Cette mère, sportive, au demeurant peu aimante, se veut la concurrente de sa propre fille dans une course absurde avec le temps qui passe. La vie est pour elle une éternelle compétition (mémorisation des dates et des chiffres, épisode du journal et de la rubrique nécrologique) dont elle n'a jamais su tirer le moindre plaisir...

"Elle a toujours pratiqué plusieurs sortes de jeux : tennis, bridge ou dés, mais sans pour autant s’amuser car elle joue pour gagner."
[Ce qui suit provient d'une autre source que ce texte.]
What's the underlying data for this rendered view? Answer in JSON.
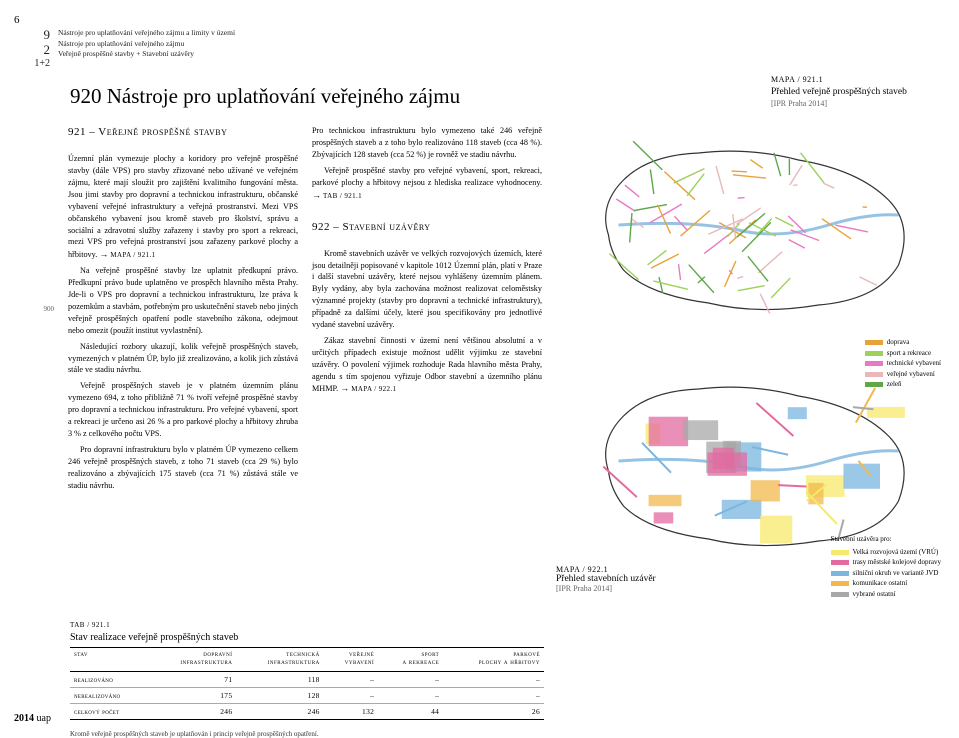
{
  "header": {
    "page_left": "6",
    "code_a": "9",
    "code_b": "2",
    "code_c": "1+2",
    "bc1": "Nástroje pro uplatňování veřejného zájmu a limity v území",
    "bc2": "Nástroje pro uplatňování veřejného zájmu",
    "bc3": "Veřejně prospěšné stavby + Stavební uzávěry"
  },
  "title": "920 Nástroje pro uplatňování veřejného zájmu",
  "map1": {
    "ref": "MAPA / 921.1",
    "title": "Přehled veřejně prospěšných staveb",
    "src": "[IPR Praha 2014]"
  },
  "map2": {
    "ref": "MAPA / 922.1",
    "title": "Přehled stavebních uzávěr",
    "src": "[IPR Praha 2014]"
  },
  "margin_pg": "900",
  "sec921": {
    "h": "921 – Veřejně prospěšné stavby",
    "p1": "Územní plán vymezuje plochy a koridory pro veřejně prospěšné stavby (dále VPS) pro stavby zřizované nebo užívané ve veřejném zájmu, které mají sloužit pro zajištění kvalitního fungování města. Jsou jimi stavby pro dopravní a technickou infrastrukturu, občanské vybavení veřejné infrastruktury a veřejná prostranství. Mezi VPS občanského vybavení jsou kromě staveb pro školství, správu a sociální a zdravotní služby zařazeny i stavby pro sport a rekreaci, mezi VPS pro veřejná prostranství jsou zařazeny parkové plochy a hřbitovy.",
    "ref1": "MAPA / 921.1",
    "p2": "Na veřejně prospěšné stavby lze uplatnit předkupní právo. Předkupní právo bude uplatněno ve prospěch hlavního města Prahy. Jde-li o VPS pro dopravní a technickou infrastrukturu, lze práva k pozemkům a stavbám, potřebným pro uskutečnění staveb nebo jiných veřejně prospěšných opatření podle stavebního zákona, odejmout nebo omezit (použít institut vyvlastnění).",
    "p3": "Následující rozbory ukazují, kolik veřejně prospěšných staveb, vymezených v platném ÚP, bylo již zrealizováno, a kolik jich zůstává stále ve stadiu návrhu.",
    "p4": "Veřejně prospěšných staveb je v platném územním plánu vymezeno 694, z toho přibližně 71 % tvoří veřejně prospěšné stavby pro dopravní a technickou infrastrukturu. Pro veřejné vybavení, sport a rekreaci je určeno asi 26 % a pro parkové plochy a hřbitovy zhruba 3 % z celkového počtu VPS.",
    "p5": "Pro dopravní infrastrukturu bylo v platném ÚP vymezeno celkem 246 veřejně prospěšných staveb, z toho 71 staveb (cca 29 %) bylo realizováno a zbývajících 175 staveb (cca 71 %) zůstává stále ve stadiu návrhu."
  },
  "col2": {
    "p1": "Pro technickou infrastrukturu bylo vymezeno také 246 veřejně prospěšných staveb a z toho bylo realizováno 118 staveb (cca 48 %). Zbývajících 128 staveb (cca 52 %) je rovněž ve stadiu návrhu.",
    "p2": "Veřejně prospěšné stavby pro veřejné vybavení, sport, rekreaci, parkové plochy a hřbitovy nejsou z hlediska realizace vyhodnoceny.",
    "ref2": "TAB / 921.1",
    "h": "922 – Stavební uzávěry",
    "p3": "Kromě stavebních uzávěr ve velkých rozvojových územích, které jsou detailněji popisované v kapitole 1012 Územní plán, platí v Praze i další stavební uzávěry, které nejsou vyhlášeny územním plánem. Byly vydány, aby byla zachována možnost realizovat celoměstsky významné projekty (stavby pro dopravní a technické infrastruktury), případně za dalšími účely, které jsou specifikovány pro jednotlivé vydané stavební uzávěry.",
    "p4": "Zákaz stavební činnosti v území není většinou absolutní a v určitých případech existuje možnost udělit výjimku ze stavební uzávěry. O povolení výjimek rozhoduje Rada hlavního města Prahy, agendu s tím spojenou vyřizuje Odbor stavební a územního plánu MHMP.",
    "ref3": "MAPA / 922.1"
  },
  "legend1": {
    "items": [
      {
        "color": "#e8a23a",
        "label": "doprava"
      },
      {
        "color": "#9ed05a",
        "label": "sport a rekreace"
      },
      {
        "color": "#e879c4",
        "label": "technické vybavení"
      },
      {
        "color": "#e8b8b8",
        "label": "veřejné vybavení"
      },
      {
        "color": "#5fa84a",
        "label": "zeleň"
      }
    ]
  },
  "legend2": {
    "title": "Stavební uzávěra pro:",
    "items": [
      {
        "color": "#f7e96b",
        "label": "Velká rozvojová území (VRÚ)"
      },
      {
        "color": "#e36aa0",
        "label": "trasy městské kolejové dopravy"
      },
      {
        "color": "#7bb6e0",
        "label": "silniční okruh ve variantě JVD"
      },
      {
        "color": "#f2b84b",
        "label": "komunikace ostatní"
      },
      {
        "color": "#a8a8a8",
        "label": "vybrané ostatní"
      }
    ]
  },
  "table": {
    "ref": "TAB / 921.1",
    "title": "Stav realizace veřejně prospěšných staveb",
    "cols": [
      "stav",
      "dopravní infrastruktura",
      "technická infrastruktura",
      "veřejné vybavení",
      "sport a rekreace",
      "parkové plochy a hřbitovy"
    ],
    "rows": [
      [
        "realizováno",
        "71",
        "118",
        "–",
        "–",
        "–"
      ],
      [
        "nerealizováno",
        "175",
        "128",
        "–",
        "–",
        "–"
      ],
      [
        "celkový počet",
        "246",
        "246",
        "132",
        "44",
        "26"
      ]
    ]
  },
  "footnote": "Kromě veřejně prospěšných staveb je uplatňován i princip veřejně prospěšných opatření.",
  "year": "2014",
  "year_suffix": "uap",
  "map_style": {
    "outline": "#333333",
    "river": "#6aa9d8",
    "m1_colors": [
      "#e8a23a",
      "#e879c4",
      "#9ed05a",
      "#5fa84a",
      "#e8b8b8"
    ],
    "m2_colors": [
      "#f7e96b",
      "#e36aa0",
      "#7bb6e0",
      "#f2b84b",
      "#a8a8a8"
    ]
  }
}
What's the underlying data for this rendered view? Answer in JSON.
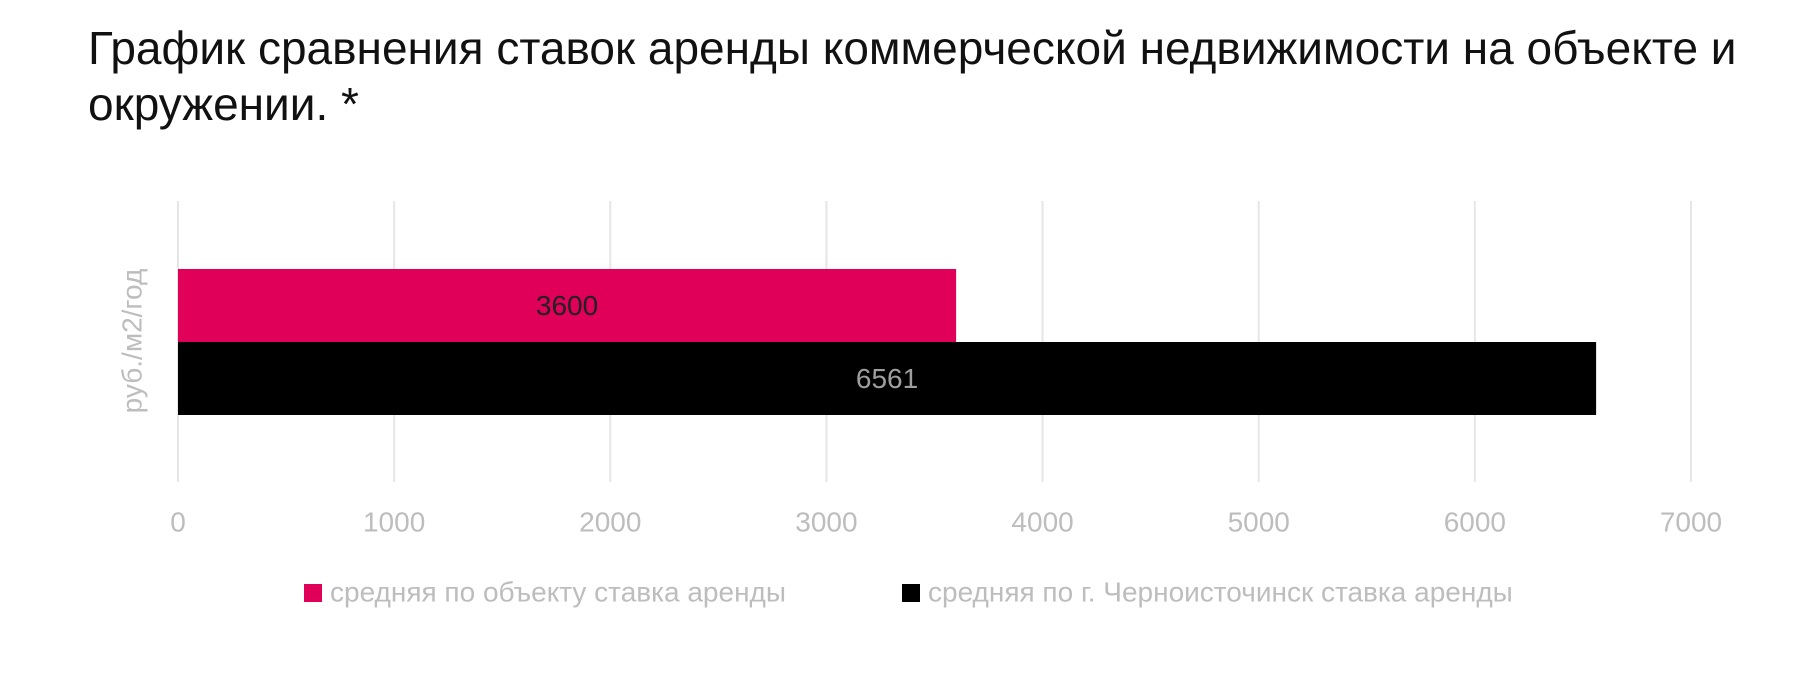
{
  "chart_data": {
    "type": "hbar",
    "title": "График сравнения ставок аренды коммерческой недвижимости на объек­те и окружении. *",
    "y_label": "руб./м2/год",
    "categories": [
      null
    ],
    "series": [
      {
        "name": "средняя по объекту ставка аренды",
        "color": "#e0005a",
        "label_color": "#222222",
        "values": [
          3600
        ]
      },
      {
        "name": "средняя по г. Черноисточинск ставка аренды",
        "color": "#000000",
        "label_color": "#9e9e9e",
        "values": [
          6561
        ]
      }
    ],
    "xlim": [
      0,
      7000
    ],
    "xticks": [
      0,
      1000,
      2000,
      3000,
      4000,
      5000,
      6000,
      7000
    ],
    "grid": true,
    "legend": "bottom"
  }
}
Derrière le raccourci saisissant et drôle que fait le psy ("Ta mère est une coupeuse de trompes") se cache une vérité douloureuse : celle d'une narratrice qui a dû se construire hors du modèle maternel.

Merci pour ce partage !

   mimosa   
16/5/2017
 a aimé ce texte 
Bien
Bonsoir Plumette,

J'ai beaucoup aimé votre nouvelle qui n'en est pas tout à fait une mais qui se suffit à elle-même.
Pourtant...
J'y trouve cependant quelques incohérences : les différents descriptifs de cette étrange mère ne paraissent pas cohérents entre eux, et on a beau jaser sur les sacs des femmes, j'ai trouvé que trop c'est trop!
La ponctuation m'a pas mal gênée, il m'a fallu relire certaines phrases.
Et surtout, ce qui ma posé problème c'est l'absence de chaleur, d'émotion, d'amour éventuel, d'un côté comme de l'autre...
En fait, on sait ce que FAIT la mère, mais on ne sait pas QUI elle est:
On connait le contenu de son sac, ses goûts, sa hantise du temps, qu'elle joue au tennis pour gagner, etc.
Mais quid de son caractère, ses faiblesses, ses craintes, ses amours...?
et sa fille non plus: qui est-elle?

Donc, j'ai aimé votre nouvelle, sans m'y attacher, étrangère moi aussi!
Je vous ai déjà lue: toujours très bien écrit, agréable à lire.